Сто пятьдесят две вырезки из журналов с изображениями различных предметов, в том числе: граммофонов «Виктрола», кремов от морщин с черепашьим жиром, иллюстраций правильного этикета за ужином, орнаментов индейцев сиу, электрических ламп для чтения, молотков для игры в крокет, турецких сигарет, камфарных кремов для похудения, дорогих чулок, чайных чашек «Королевского Вустера» и бодрящих тоников для восстановления естественной живости тела и разума после большого напряжения.
Статья, озаглавленная: «Какой брак оказывается лучшим?», вырезанная из «Еженедельного журнала для женщин» за февраль 1919-го, где подчеркнуты следующие строки:
Он страшится современных девушек с мнением и маслом для губ.
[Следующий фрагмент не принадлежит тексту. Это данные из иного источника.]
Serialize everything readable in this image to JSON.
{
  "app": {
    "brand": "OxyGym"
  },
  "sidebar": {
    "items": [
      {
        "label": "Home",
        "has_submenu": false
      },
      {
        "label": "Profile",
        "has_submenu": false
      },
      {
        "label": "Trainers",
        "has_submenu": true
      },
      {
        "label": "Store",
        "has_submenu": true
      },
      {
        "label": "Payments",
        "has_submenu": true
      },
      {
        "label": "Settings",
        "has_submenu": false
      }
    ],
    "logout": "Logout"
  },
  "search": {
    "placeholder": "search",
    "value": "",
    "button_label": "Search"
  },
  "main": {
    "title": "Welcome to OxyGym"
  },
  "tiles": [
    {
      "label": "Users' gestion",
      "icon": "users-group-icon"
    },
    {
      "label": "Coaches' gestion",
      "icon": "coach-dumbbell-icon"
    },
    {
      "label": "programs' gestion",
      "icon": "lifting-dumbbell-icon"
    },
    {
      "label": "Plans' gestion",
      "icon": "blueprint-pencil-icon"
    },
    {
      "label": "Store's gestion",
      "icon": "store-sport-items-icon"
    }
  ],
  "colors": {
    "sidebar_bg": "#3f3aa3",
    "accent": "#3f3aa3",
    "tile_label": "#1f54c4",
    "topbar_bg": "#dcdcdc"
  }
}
Он хочет жену с одной-двумя мыслями в голове и дом.
Любимой женщине нет нужды в амбициях.
Мужчина может вести себя достойно – но женщина должна!
Без страстной любви.
Магнетическая искра.
Фотографии, вырезанные из разных женских журналов, с подписями:
Волна прогресса, что оставляет женщину с правом голоса в руке, но едва той одеждой, что у нее на плечах, должна отхлынуть и вернуть ее к женственности.
Бесплатная вкладная иллюстрация Флоренс Ла Бади, незатухающей звезды кинокорпорации «Танхаузер»
На парижские модные парады в гигантском аэроплане из Кройдона!
Статьи под заголовками:
«Новейшие способы обогреть дом»
«Ноша любящей жены»
«Истории из жизни: На распутье!»
Объявление: Корсет для материнства: все новейшие модели, дарующие владелице Вполне Обычный Облик – физический, как и душевный комфорт. Простежка, отделка лентой, боковая утяжка позволяет регулировать размер.